Strathmore Educational Trust, which is responsible for the project, is run by faithful of Opus Dei and friends who are determined to do all they can to help young people in one of the poorest districts of Africa acquire the skills needed to find work. Currently half of Kenya's 40 million people are under 25 years of age, with an unemployment level hovering around 80%.

The head of Strathmore Educational Trust, Andrew Olea, says that “we want to do all we can to respond to the present needs of the country, which is clearly in a developmental stage of industrialization and needs well-trained and experienced workers.”
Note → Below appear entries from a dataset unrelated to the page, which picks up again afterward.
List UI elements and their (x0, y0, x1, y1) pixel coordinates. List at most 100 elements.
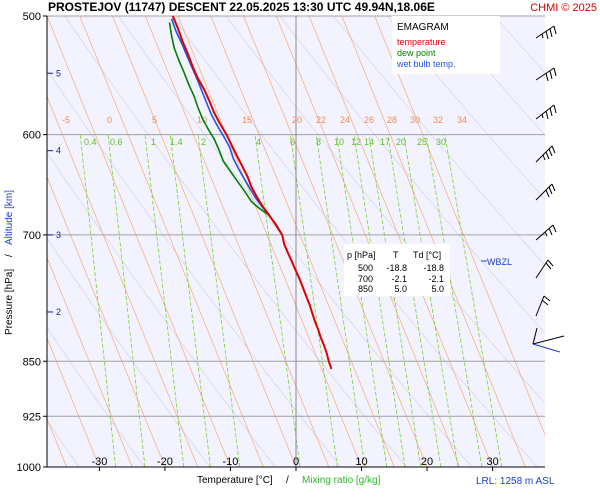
saturation-line (308, 16, 493, 467)
dry-adiabat (386, 16, 545, 200)
temperature-tick-label: 30 (486, 456, 498, 468)
y-axis-title-group: Pressure [hPa] / Altitude [km] (4, 190, 15, 335)
mixing-ratio-line (254, 134, 301, 467)
mixing-ratio-line (403, 134, 459, 467)
mixing-ratio-label: 0.6 (110, 137, 123, 147)
mixing-ratio-label: 1.4 (170, 137, 183, 147)
mixing-ratio-line (289, 134, 338, 467)
dry-adiabat (279, 16, 545, 334)
temperature-tick-label: 20 (421, 456, 433, 468)
isotherm-label: 30 (410, 115, 420, 125)
mixing-ratio-line (387, 134, 442, 467)
pressure-tick-label: 600 (23, 130, 41, 142)
legend-box (392, 16, 500, 74)
wind-barb (535, 145, 556, 163)
mixing-ratio-line (144, 134, 185, 467)
saturation-line (341, 16, 526, 467)
mixing-ratio-line (425, 134, 483, 467)
isotherm-labels: -5 0 5 10 15 20 22 24 26 28 30 32 34 (62, 115, 467, 125)
saturation-line (79, 16, 264, 467)
isotherm-label: 32 (433, 115, 443, 125)
mixing-ratio-label: 25 (417, 137, 427, 147)
saturation-lines (47, 16, 545, 467)
legend-title: EMAGRAM (397, 22, 449, 33)
saturation-line (144, 16, 330, 467)
table-cell: 700 (358, 274, 373, 284)
mixing-ratio-line (336, 134, 388, 467)
table-cell: -2.1 (391, 274, 407, 284)
mixing-ratio-label: 17 (380, 137, 390, 147)
mixing-ratio-lines (79, 134, 503, 467)
x-axis-title: Temperature [°C] (197, 475, 273, 486)
table-cell: -2.1 (428, 274, 444, 284)
series-dew-point (168, 22, 283, 236)
mixing-ratio-line (107, 134, 146, 467)
table-cell: 5.0 (394, 284, 407, 294)
mixing-ratio-line (315, 134, 366, 467)
pressure-tick-label: 500 (23, 11, 41, 23)
mixing-ratio-label: 12 (351, 137, 361, 147)
credit: CHMI © 2025 (530, 2, 597, 14)
wind-barb (535, 183, 556, 201)
isotherm-label: 28 (387, 115, 397, 125)
mixing-ratio-labels: 0.4 0.6 1 1.4 2 4 6 8 10 12 14 17 20 25 30 (84, 137, 446, 147)
x-axis-title-separator: / (286, 475, 289, 486)
temperature-tick-label: 0 (293, 456, 299, 468)
summary-table: p [hPa] T Td [°C] 500 -18.8 -18.8 700 -2… (344, 244, 450, 296)
dry-adiabat (64, 16, 407, 467)
table-header-td: Td [°C] (413, 250, 441, 260)
wind-barb (535, 259, 554, 279)
table-cell: 500 (358, 263, 373, 273)
saturation-line (47, 176, 166, 467)
wind-barb (535, 104, 557, 120)
mixing-ratio-label: 30 (436, 137, 446, 147)
legend-wet-bulb: wet bulb temp. (396, 59, 456, 69)
saturation-line (47, 337, 100, 467)
wind-barb (535, 67, 557, 82)
wind-barb (535, 25, 557, 40)
temperature-tick-label: -10 (223, 456, 239, 468)
pressure-tick-label: 850 (23, 356, 41, 368)
temperature-tick-label: 10 (355, 456, 367, 468)
table-box (344, 244, 450, 296)
saturation-line (47, 16, 231, 467)
saturation-line (177, 16, 362, 467)
saturation-line (47, 256, 133, 467)
mixing-ratio-label: 8 (316, 137, 321, 147)
saturation-line (374, 16, 545, 436)
mixing-ratio-label: 20 (396, 137, 406, 147)
mixing-ratio-label: 1 (151, 137, 156, 147)
pressure-tick-labels: 500 600 700 850 925 1000 (17, 11, 47, 474)
temperature-tick-labels: -30 -20 -10 0 10 20 30 (91, 456, 499, 471)
isotherm-label: 0 (107, 115, 112, 125)
legend-temperature: temperature (397, 37, 446, 47)
mixing-ratio-label: 2 (201, 137, 206, 147)
mixing-ratio-label: 4 (256, 137, 261, 147)
isotherm-label: 34 (457, 115, 467, 125)
y-axis-title-altitude: Altitude [km] (4, 190, 15, 245)
y-axis-title-separator: / (4, 254, 15, 257)
isotherm-label: 22 (316, 115, 326, 125)
pressure-tick-label: 1000 (17, 462, 41, 474)
pressure-tick-label: 700 (23, 230, 41, 242)
wind-barb (532, 327, 565, 353)
saturation-line (47, 95, 199, 467)
mixing-ratio-line (444, 134, 503, 467)
sounding-series (168, 16, 333, 370)
wind-barb (535, 224, 557, 241)
isotherm-label: 5 (152, 115, 157, 125)
altitude-tick-label: 4 (56, 146, 61, 156)
table-cell: -18.8 (386, 263, 407, 273)
mixing-ratio-label: 6 (290, 137, 295, 147)
wind-barb (535, 295, 551, 317)
x-axis-title-mixing-ratio: Mixing ratio [g/kg] (302, 475, 381, 486)
isotherm-label: 15 (242, 115, 252, 125)
mixing-ratio-line (197, 134, 241, 467)
dry-adiabat (47, 326, 145, 467)
dry-adiabat (47, 69, 342, 467)
mixing-ratio-line (368, 134, 422, 467)
wind-barbs (532, 25, 565, 353)
dry-adiabat (47, 151, 276, 467)
altitude-tick-labels: 5 4 3 2 (47, 68, 61, 317)
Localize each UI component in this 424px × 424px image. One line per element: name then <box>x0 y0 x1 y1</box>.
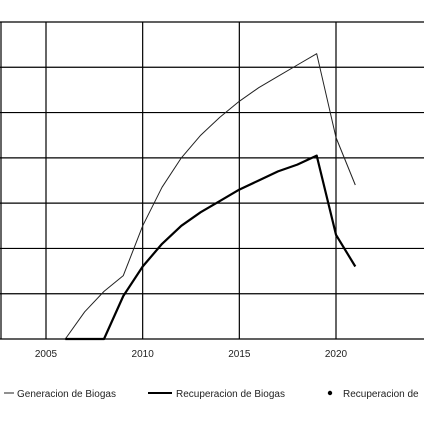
x-tick-label: 2015 <box>228 349 251 360</box>
legend-label-recuperacion: Recuperacion de Biogas <box>176 389 285 400</box>
legend-marker-recuperacion-2 <box>327 390 333 396</box>
x-tick-label: 2010 <box>132 349 155 360</box>
series-line-1 <box>65 154 357 341</box>
plot-series <box>64 53 357 341</box>
series-line-0 <box>64 53 356 340</box>
x-axis-tick-labels: 200520102015202020 <box>35 349 348 360</box>
legend: Generacion de Biogas Recuperacion de Bio… <box>4 389 419 400</box>
x-tick-label: 2005 <box>35 349 58 360</box>
legend-label-recuperacion-2: Recuperacion de <box>343 389 419 400</box>
plot-grid <box>0 21 424 340</box>
legend-label-generacion: Generacion de Biogas <box>17 389 116 400</box>
x-tick-label: 2020 <box>325 349 348 360</box>
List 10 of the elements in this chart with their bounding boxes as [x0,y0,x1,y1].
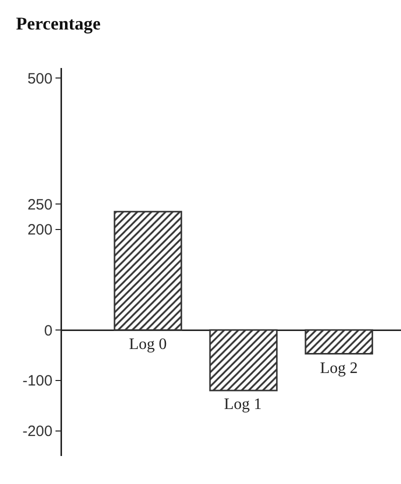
y-tick-label: 250 [27,196,52,214]
y-tick-label: -200 [22,423,52,440]
y-tick-label: 0 [44,322,52,340]
y-tick-label: 200 [27,222,52,238]
x-tick-label: Log 0 [129,336,167,353]
x-tick-label: Log 2 [320,360,358,377]
y-tick-label: -100 [22,372,52,390]
y-tick-label: 500 [27,70,52,88]
x-tick-label: Log 1 [224,396,262,413]
chart-title: Percentage [16,14,101,34]
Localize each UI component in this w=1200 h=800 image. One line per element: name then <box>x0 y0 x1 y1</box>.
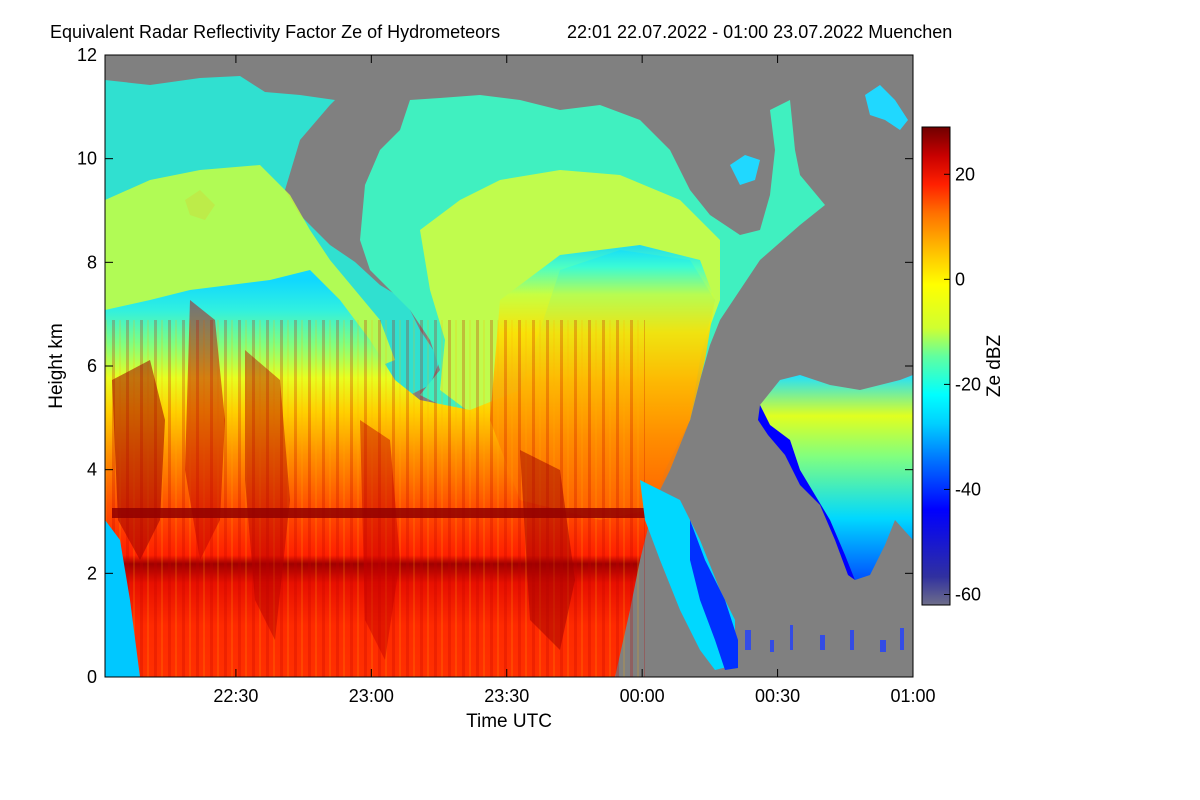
x-axis: 22:30 23:00 23:30 00:00 00:30 01:00 <box>213 55 936 706</box>
bright-band <box>112 508 652 518</box>
colorbar-tick-label: 0 <box>955 269 965 289</box>
y-tick-label: 8 <box>87 252 97 272</box>
x-tick-label: 23:00 <box>349 686 394 706</box>
core-5 <box>520 450 575 650</box>
y-axis-title: Height km <box>46 323 67 409</box>
leading-edge <box>105 520 140 677</box>
x-tick-label: 00:30 <box>755 686 800 706</box>
y-tick-label: 12 <box>77 45 97 65</box>
x-axis-title: Time UTC <box>466 711 552 732</box>
y-tick-label: 4 <box>87 460 97 480</box>
x-tick-label: 22:30 <box>213 686 258 706</box>
core-3 <box>245 350 290 640</box>
isolated-cloud-edge <box>758 405 855 580</box>
x-tick-label: 01:00 <box>890 686 935 706</box>
y-tick-label: 0 <box>87 667 97 687</box>
x-tick-label: 23:30 <box>484 686 529 706</box>
heatmap-plot-area <box>105 55 913 677</box>
chart-subtitle: 22:01 22.07.2022 - 01:00 23.07.2022 Muen… <box>567 22 952 42</box>
surface-clutter <box>745 625 904 652</box>
y-tick-label: 6 <box>87 356 97 376</box>
y-tick-label: 10 <box>77 149 97 169</box>
upper-cloud-fragment <box>865 85 908 130</box>
y-axis: 0 2 4 6 8 10 12 <box>77 45 913 687</box>
upper-cloud-fragment-2 <box>730 155 760 185</box>
colorbar <box>921 126 951 606</box>
core-4 <box>360 420 400 660</box>
core-2 <box>185 300 225 560</box>
colorbar-tick-label: 20 <box>955 164 975 184</box>
y-tick-label: 2 <box>87 563 97 583</box>
colorbar-tick-label: -20 <box>955 374 981 394</box>
colorbar-tick-label: -40 <box>955 479 981 499</box>
x-tick-label: 00:00 <box>620 686 665 706</box>
isolated-cloud <box>760 375 913 580</box>
chart-title: Equivalent Radar Reflectivity Factor Ze … <box>50 22 500 42</box>
trailing-edge-blue <box>690 520 738 670</box>
colorbar-ticks: 20 0 -20 -40 -60 <box>944 164 981 604</box>
colorbar-tick-label: -60 <box>955 584 981 604</box>
colorbar-title: Ze dBZ <box>984 334 1005 397</box>
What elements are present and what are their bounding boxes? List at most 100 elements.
Computer training facilities at the new Eastlands complex

Olea, who came to Kenya 35 years ago, says that what most impresses him about Kenya are the people themselves. “They are simple, open, enterprising, hard-working, and tenacious. Of course, there are many problems, but these do not discourage the people from working. Then there are other values one finds in Africa, notably the family, solidarity, and generosity. Therein lies the reason to hope that these countries have a bright future. Christianity, and especially Catholicism, is a joyful religion that finds God in nature, and everywhere. St. Josemaría’s spirit is one of joy on seeing God behind everything that is done or happens all around us. With his spirit, one lives with a heart that is forever young. One takes life’s challenges as a person would who sees himself as a son of God, and therefore as expecting the best from his Father, even if sometimes he doesn’t understand what happens. God is my Father and he loves me. All this fits very well in a young society that is full of hope and eager to work.”